The door's lockit, an' Jeames Jaup, they tell me 's tane awa' the
key. I doobt my mither's awa' upo' the tramp again, and what's to
come o' me, the Lord kens.'
'What's this o' 't?' interposed a severe but not unmelodious voice,
breaking into the conversation between the two boys; for the parlour
door had opened without Robert's hearing it, and Mrs. Falconer, his
grandmother, had drawn near to the speakers.

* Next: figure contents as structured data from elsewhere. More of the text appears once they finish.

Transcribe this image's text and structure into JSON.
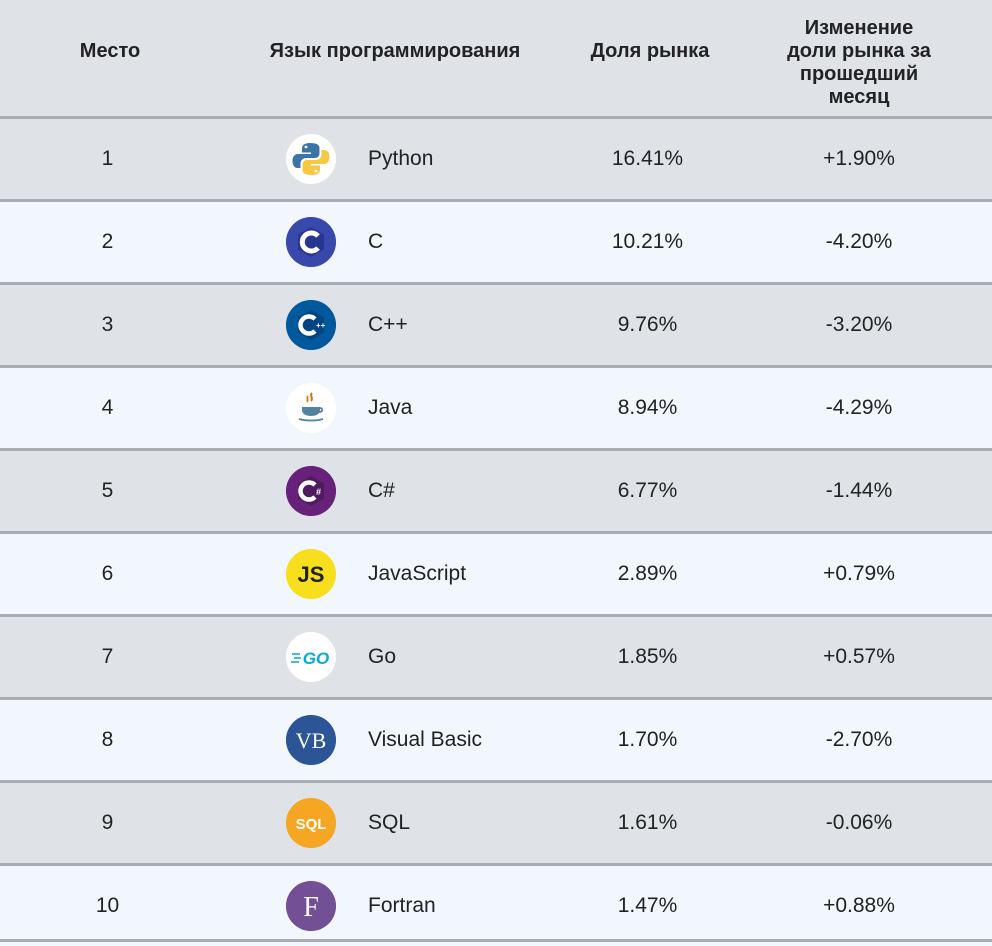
{
  "headers": {
    "rank": "Место",
    "language": "Язык программирования",
    "share": "Доля рынка",
    "change_line1": "Изменение",
    "change_line2": "доли рынка за",
    "change_line3": "прошедший",
    "change_line4": "месяц"
  },
  "rows": [
    {
      "rank": "1",
      "name": "Python",
      "share": "16.41%",
      "change": "+1.90%",
      "icon": "python-logo-icon"
    },
    {
      "rank": "2",
      "name": "C",
      "share": "10.21%",
      "change": "-4.20%",
      "icon": "c-logo-icon"
    },
    {
      "rank": "3",
      "name": "C++",
      "share": "9.76%",
      "change": "-3.20%",
      "icon": "cpp-logo-icon"
    },
    {
      "rank": "4",
      "name": "Java",
      "share": "8.94%",
      "change": "-4.29%",
      "icon": "java-logo-icon"
    },
    {
      "rank": "5",
      "name": "C#",
      "share": "6.77%",
      "change": "-1.44%",
      "icon": "csharp-logo-icon"
    },
    {
      "rank": "6",
      "name": "JavaScript",
      "share": "2.89%",
      "change": "+0.79%",
      "icon": "javascript-logo-icon",
      "icon_text": "JS"
    },
    {
      "rank": "7",
      "name": "Go",
      "share": "1.85%",
      "change": "+0.57%",
      "icon": "go-logo-icon",
      "icon_text": "GO"
    },
    {
      "rank": "8",
      "name": "Visual Basic",
      "share": "1.70%",
      "change": "-2.70%",
      "icon": "visual-basic-logo-icon",
      "icon_text": "VB"
    },
    {
      "rank": "9",
      "name": "SQL",
      "share": "1.61%",
      "change": "-0.06%",
      "icon": "sql-logo-icon",
      "icon_text": "SQL"
    },
    {
      "rank": "10",
      "name": "Fortran",
      "share": "1.47%",
      "change": "+0.88%",
      "icon": "fortran-logo-icon",
      "icon_text": "F"
    }
  ],
  "colors": {
    "header_bg": "#dfe3e8",
    "row_odd_bg": "#dfe3e8",
    "row_even_bg": "#f2f7fd",
    "divider": "#a9adb3",
    "c_blue": "#3949ab",
    "cpp_blue": "#00599c",
    "csharp_purple": "#68217a",
    "js_yellow": "#f7df1e",
    "go_cyan": "#00acd7",
    "vb_navy": "#2b5597",
    "sql_orange": "#f5a623",
    "fortran_purple": "#734f96"
  }
}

'What's this o' 't?' she asked again. 'Wha's that ye're conversin'
wi' at the door, Robert? Gin it be ony decent laddie, tell him to
come in, and no stan' at the door in sic a day 's this.'
As Robert hesitated with his reply, she looked round the open half
of the door, but no sooner saw with whom he was talking than her
tone changed. By this time Betty, wiping her hands in her apron,
had completed the group by taking her stand in the kitchen door.
'Na, na,' said Mrs. Falconer. 'We want nane sic-like here. What
does he want wi' you, Robert? Gie him a piece, Betty, and lat him
gang.--Eh, sirs! the callant hasna a stockin'-fit upo' 'im--and in
sic weather!'
For, before she had finished her speech, the visitor, as if in
terror of her nearer approach, had turned his back, and literally
showed her, if not a clean pair of heels, yet a pair of naked heels
from between the soles and uppers of his shoes: if he had any
stockings at all, they ceased before they reached his ankles.
'What ails him at me?' continued Mrs.